The reporter has only provided limited information, and therefore, to some extent, the reason for the deflection can only be surmised. A recorded deflection of 55mm at the quarter point, under the wet concrete load, is indeed excessive.

The standard clearance around a bolt hole is (usually) 2mm, although this can be more for larger diameter bolts. For beam connections carrying moment with standard dimension tolerance bolt holes, and a set-up gap between beam segments, the connection can act as a pin if the bolts slip until the slack is taken up. This may account for the increase in the gap between the bottom flanges observed by the reporter. Thus, the angular distortion capable of occurring at the joint is proportional to the amount of bolt slippage. It is also possible that some deformation of the connecting plates could have occurred which would increase the rotation further.

With the use of laser-controlled machines commonplace in steelwork fabrication, the dimensional control of bolt holes in steelwork can be very accurate. Therefore, the potential for bolt slippage, and its impact on serviceability limit state design, must be considered for critical connections.

The designer should consider if non-slip bolts, such as High Strength Friction Grip (HSFG) or Tension Control (TC) Bolts, are required within any joint to prevent rotation or movement. The reporter is correct to suggest that additional considerations should have been given when designing these critical connections. A computer design would not have solved this problem; the likely error is one of concept, not numbers. The concept, which assumed no slip, was poor and on-site this was exacerbated because the problem was repeated over five floors.

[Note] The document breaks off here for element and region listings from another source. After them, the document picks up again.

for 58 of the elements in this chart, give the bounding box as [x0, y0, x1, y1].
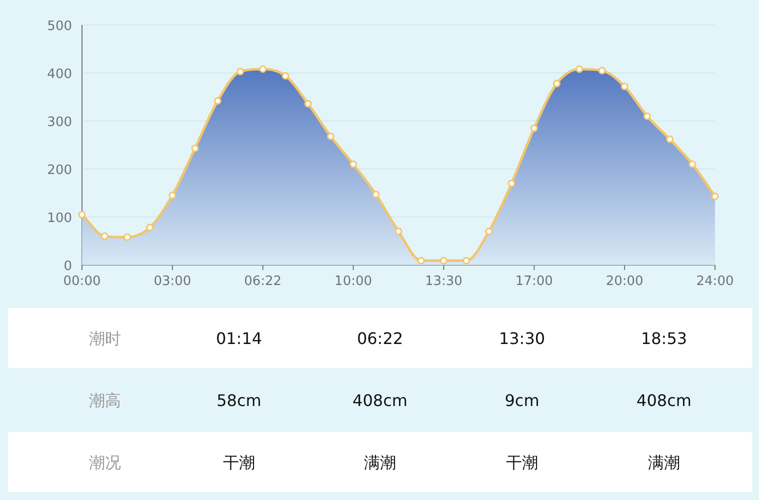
text: 18:53 [640, 329, 688, 348]
point [553, 80, 560, 88]
text: 9cm [504, 391, 540, 410]
point [146, 224, 154, 232]
text: 408cm [636, 391, 692, 410]
text: 潮况 [89, 453, 121, 472]
text: 06:22 [356, 329, 404, 348]
x-tick-label: 06:22 [244, 274, 282, 289]
point [123, 233, 131, 241]
point [440, 256, 448, 264]
point [417, 256, 425, 264]
point [643, 112, 651, 120]
point [350, 160, 358, 168]
point [236, 68, 244, 76]
point [326, 132, 334, 140]
text: 潮高 [89, 391, 121, 410]
point [78, 210, 86, 218]
text: 满潮 [648, 453, 680, 472]
point [508, 180, 516, 188]
y-tick-label: 400 [47, 67, 72, 82]
x-tick-label: 03:00 [154, 274, 192, 289]
point [394, 228, 402, 236]
y-tick-label: 100 [47, 211, 72, 226]
y-tick-label: 500 [47, 19, 72, 34]
x-tick-label: 00:00 [63, 274, 101, 289]
point [100, 232, 108, 240]
text: 干潮 [223, 453, 255, 472]
point [462, 256, 470, 264]
point [485, 228, 493, 236]
x-tick-label: 24:00 [696, 274, 734, 289]
y-tick-label: 300 [47, 115, 72, 130]
point [530, 124, 538, 132]
point [259, 65, 267, 73]
y-tick-label: 200 [47, 163, 72, 178]
x-tick-label: 20:00 [606, 274, 644, 289]
point [576, 65, 584, 73]
point [711, 192, 719, 200]
point [214, 97, 222, 105]
x-tick-label: 17:00 [515, 274, 553, 289]
x-tick-label: 13:30 [424, 274, 462, 289]
point [688, 160, 696, 168]
point [304, 100, 312, 108]
text: 满潮 [364, 453, 396, 472]
text: 01:14 [216, 329, 262, 348]
point [620, 82, 628, 90]
point [168, 192, 176, 200]
text: 408cm [352, 391, 408, 410]
point [372, 190, 380, 198]
y-tick-label: 0 [64, 259, 72, 274]
point [282, 72, 290, 80]
text: 干潮 [506, 453, 538, 472]
text: 潮时 [89, 329, 121, 348]
point [191, 144, 199, 152]
point [666, 135, 674, 143]
text: 58cm [216, 391, 262, 410]
point [598, 66, 606, 74]
x-tick-label: 10:00 [334, 274, 372, 289]
text: 13:30 [498, 329, 546, 348]
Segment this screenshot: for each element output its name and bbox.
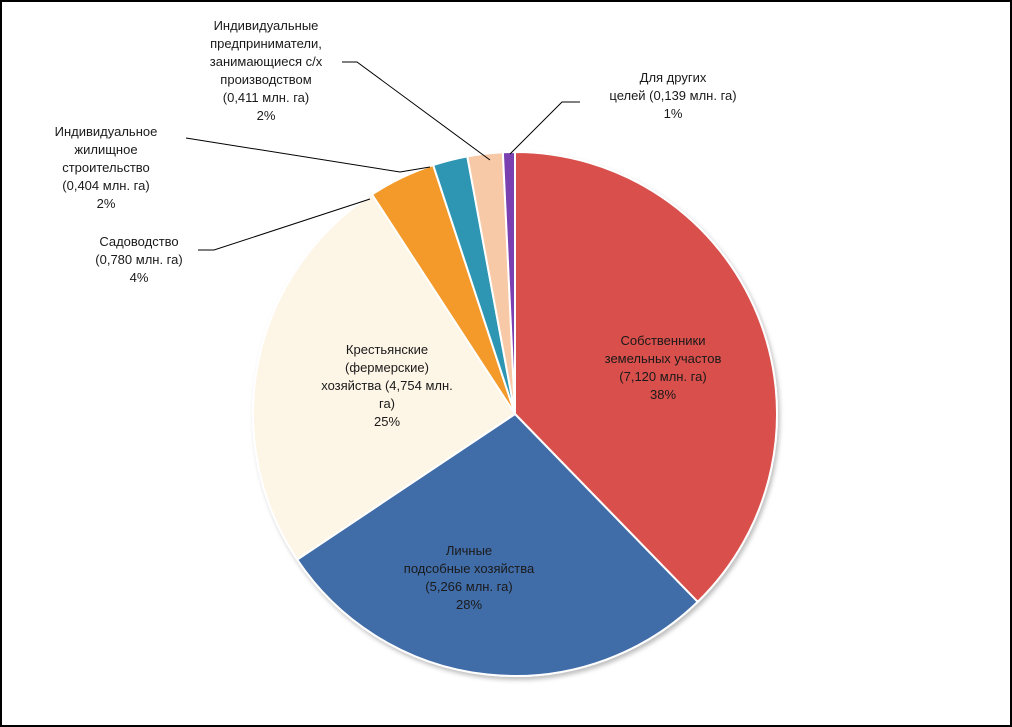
slice-label-line: Индивидуальное [55, 124, 158, 139]
slice-label-line: Садоводство [99, 234, 178, 249]
slice-label-line: 4% [130, 270, 149, 285]
leader-line-5 [342, 61, 491, 161]
slice-label-line: (0,404 млн. га) [62, 178, 149, 193]
slice-label-line: занимающиеся с/х [210, 54, 323, 69]
leader-line-6 [509, 101, 580, 155]
slice-label-1: Личные подсобные хозяйства (5,266 млн. га)… [404, 543, 535, 612]
slice-label-line: Для других [640, 70, 707, 85]
slice-label-line: га) [379, 396, 395, 411]
slice-label-line: Крестьянские [346, 342, 428, 357]
slice-label-line: 28% [456, 597, 482, 612]
pie-slice-0 [514, 150, 778, 604]
slice-label-line: (фермерские) [345, 360, 429, 375]
slice-label-line: Собственники [621, 333, 706, 348]
slice-label-line: (0,411 млн. га) [223, 90, 309, 105]
labels-layer: Собственники земельных участов (7,120 млн.… [55, 18, 737, 612]
slice-label-line: 25% [374, 414, 400, 429]
slice-label-line: предприниматели, [210, 36, 322, 51]
slice-label-line: 38% [650, 387, 676, 402]
pie-slice-6 [501, 150, 516, 415]
leader-line-4 [185, 137, 431, 173]
slice-label-line: Индивидуальные [214, 18, 319, 33]
slice-label-line: (7,120 млн. га) [619, 369, 706, 384]
slice-label-line: Личные [446, 543, 492, 558]
slice-label-2: Крестьянские (фермерские) хозяйства (4,754… [321, 342, 453, 429]
pie-slice-2 [252, 193, 517, 561]
slice-label-line: целей (0,139 млн. га) [609, 88, 736, 103]
slice-label-5: Индивидуальные предприниматели, занимающие… [210, 18, 323, 123]
slice-label-line: 2% [257, 108, 276, 123]
leader-line-3 [198, 198, 371, 251]
slice-label-line: строительство [62, 160, 150, 175]
slice-label-line: жилищное [74, 142, 137, 157]
slice-label-line: хозяйства (4,754 млн. [321, 378, 453, 393]
leaders-layer [185, 61, 580, 251]
slice-label-4: Индивидуальное жилищное строительство (0,40… [55, 124, 158, 211]
slice-label-line: 2% [97, 196, 116, 211]
slice-label-line: производством [220, 72, 311, 87]
slice-label-line: подсобные хозяйства [404, 561, 535, 576]
slice-label-line: (0,780 млн. га) [95, 252, 182, 267]
slices-layer [252, 150, 778, 677]
slice-label-line: земельных участов [605, 351, 722, 366]
slice-label-3: Садоводство (0,780 млн. га) 4% [95, 234, 182, 285]
slice-label-0: Собственники земельных участов (7,120 млн.… [605, 333, 722, 402]
slice-label-line: 1% [664, 106, 683, 121]
slice-label-line: (5,266 млн. га) [425, 579, 512, 594]
slice-label-6: Для других целей (0,139 млн. га) 1% [609, 70, 736, 121]
pie-slice-1 [295, 412, 700, 677]
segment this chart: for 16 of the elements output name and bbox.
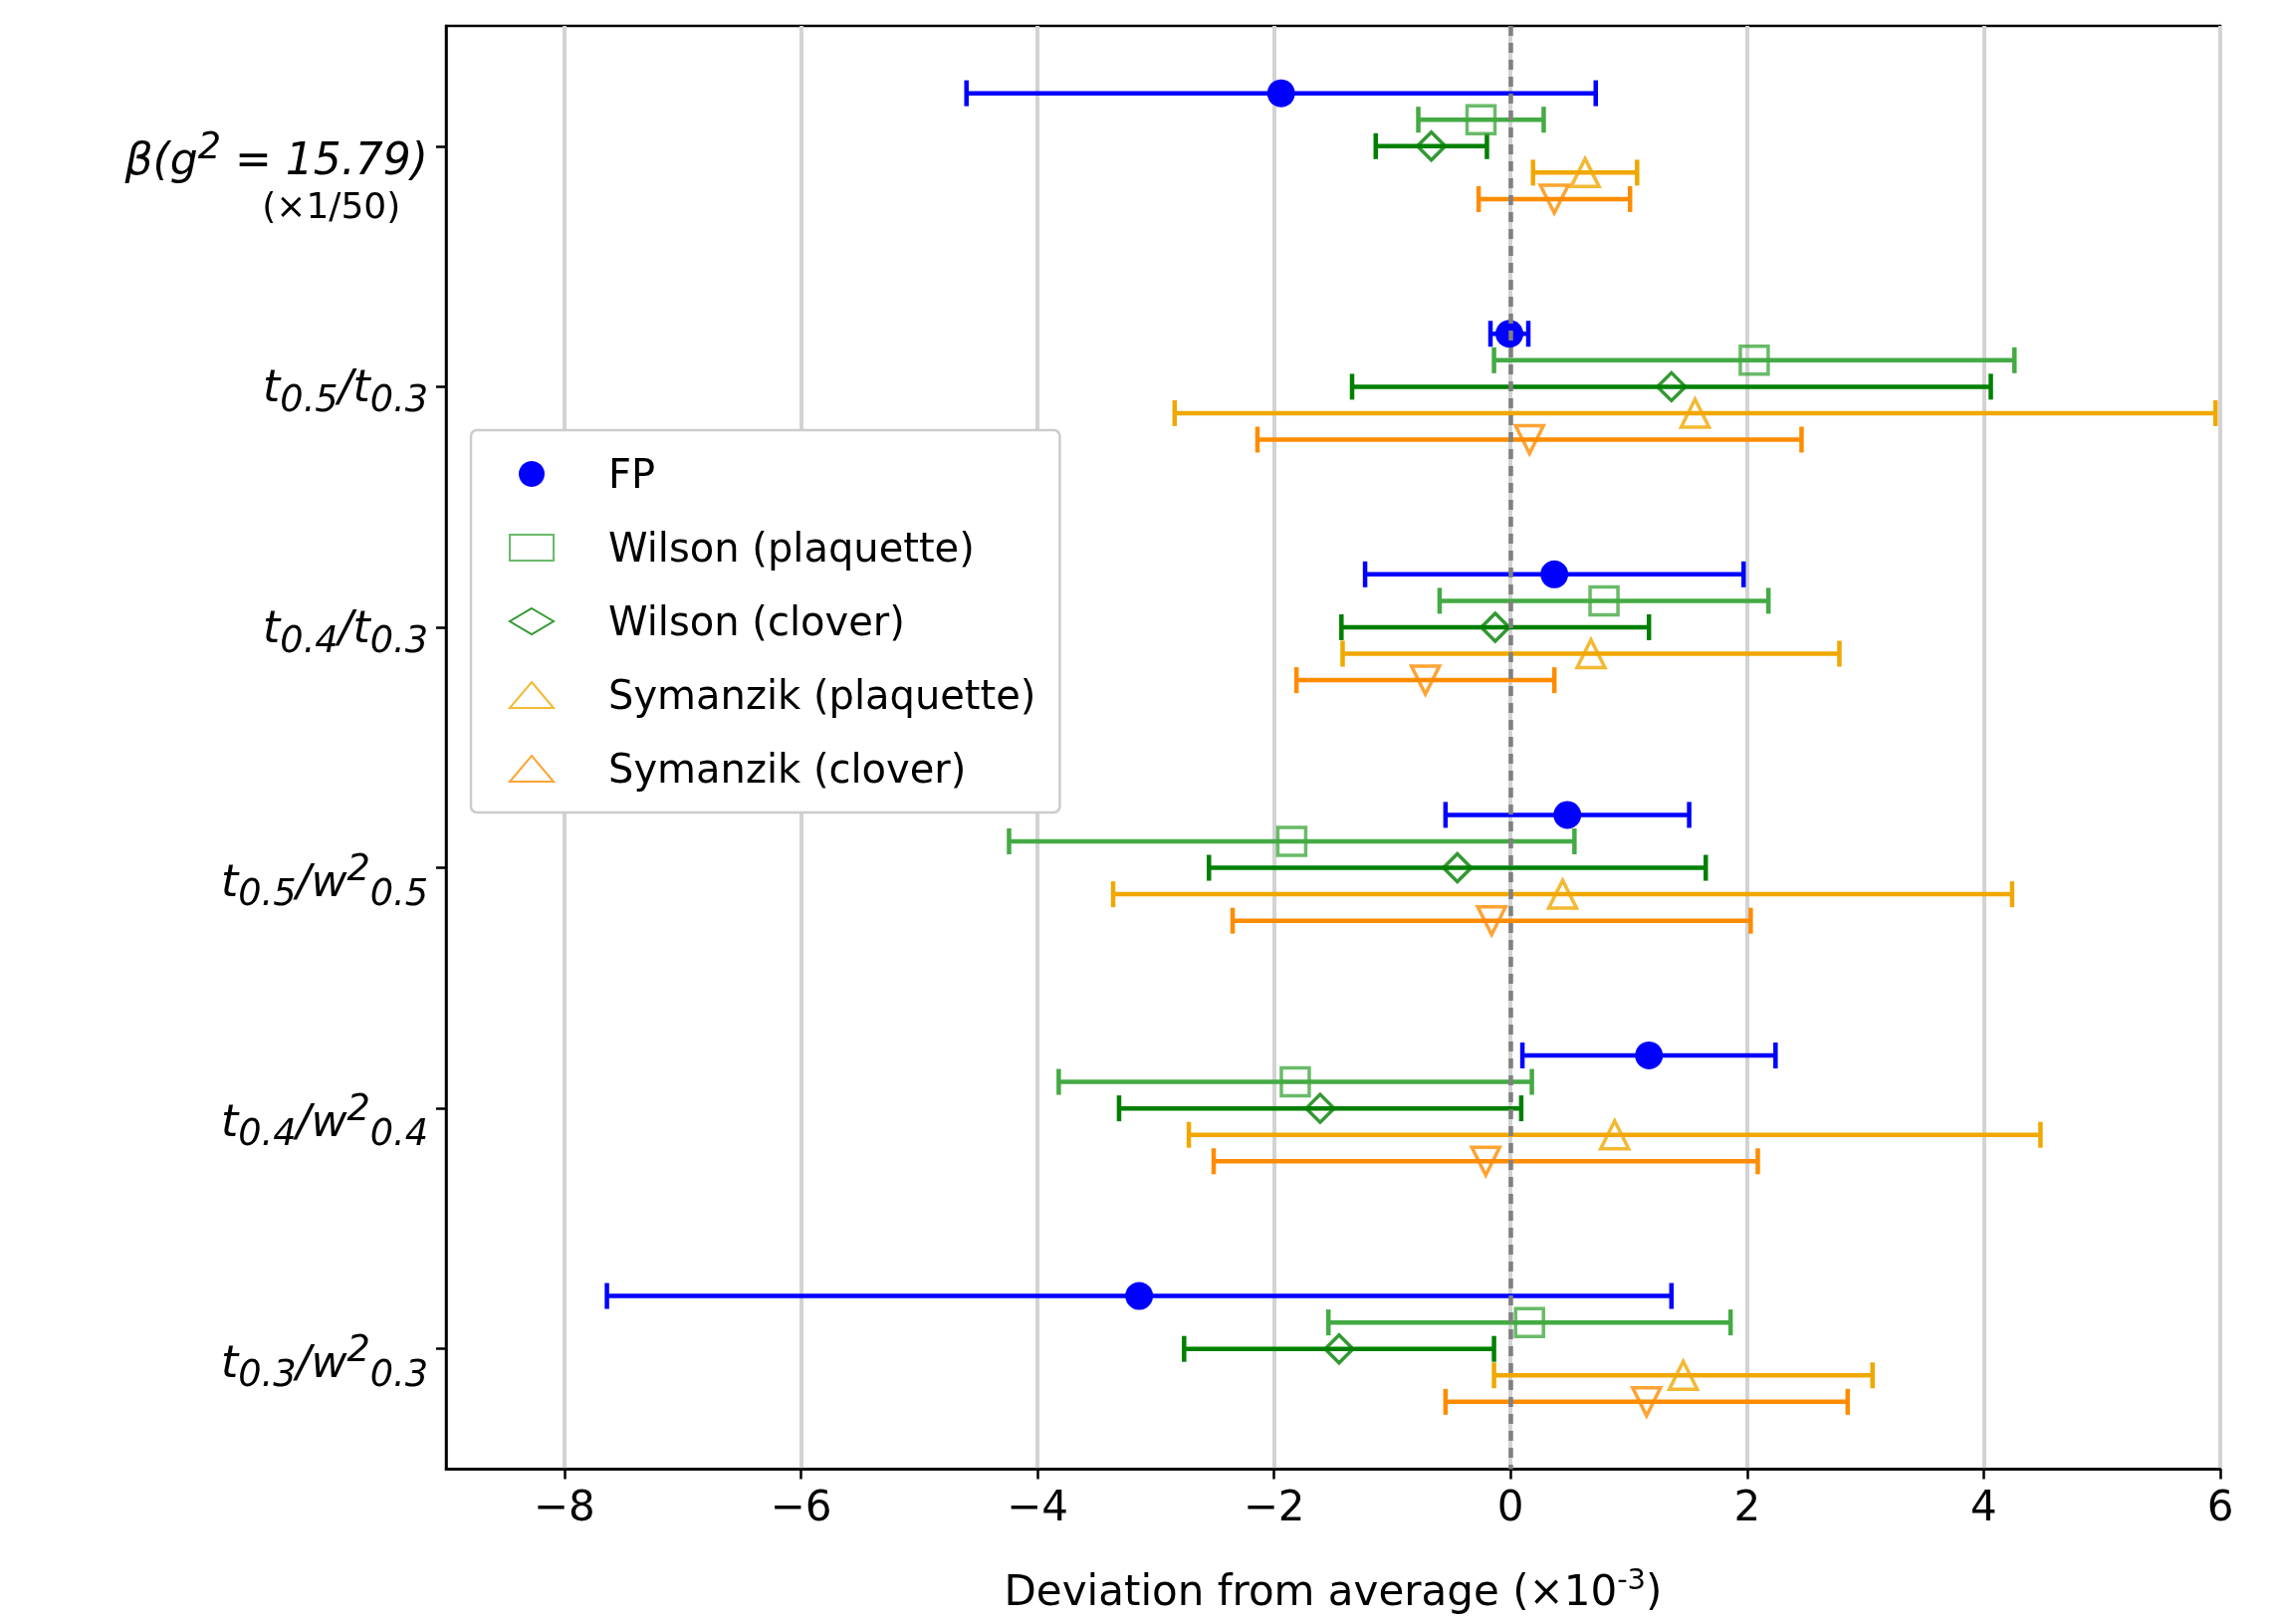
legend-label: Symanzik (clover) xyxy=(608,746,967,792)
y-tick-label: β(g$^{2}$ = 15.79) (×1/50) xyxy=(124,122,428,229)
x-tick-label: 6 xyxy=(2206,1482,2234,1530)
legend-label: Symanzik (plaquette) xyxy=(608,672,1036,718)
x-tick-label: 4 xyxy=(1970,1482,1997,1530)
x-tick-label: 0 xyxy=(1496,1482,1524,1530)
x-tick-label: −2 xyxy=(1243,1482,1305,1530)
x-tick-label: −6 xyxy=(770,1482,832,1530)
y-tick-label: t$_{0.4}$/t$_{0.3}$ xyxy=(263,600,428,663)
legend-label: Wilson (plaquette) xyxy=(608,525,975,571)
y-tick-label: t$_{0.5}$/t$_{0.3}$ xyxy=(263,360,428,423)
x-tick-label: −4 xyxy=(1007,1482,1068,1530)
x-tick-label: −8 xyxy=(533,1482,595,1530)
x-tick-label: 2 xyxy=(1733,1482,1761,1530)
legend-label: FP xyxy=(608,451,656,497)
legend-label: Wilson (clover) xyxy=(608,598,905,644)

the concept was poor and on-site this was exacerbated because the problem was repeated over five floors

How the remedial solution was designed, and its overall purpose, cannot be determined from the information provided. Additional concrete may have been poured during construction to make up a level surface following the beam deflection, thereby increasing the required ultimate load to be carried by the connection. The connection may also have been found to be under-designed following back-checks after the deflection was observed. Clearly, any strengthening works employed needed to be installed in-situ with respect to the site constraints and the existing connecting plates and bolts, thereby leading to a somewhat unusual final connection detail.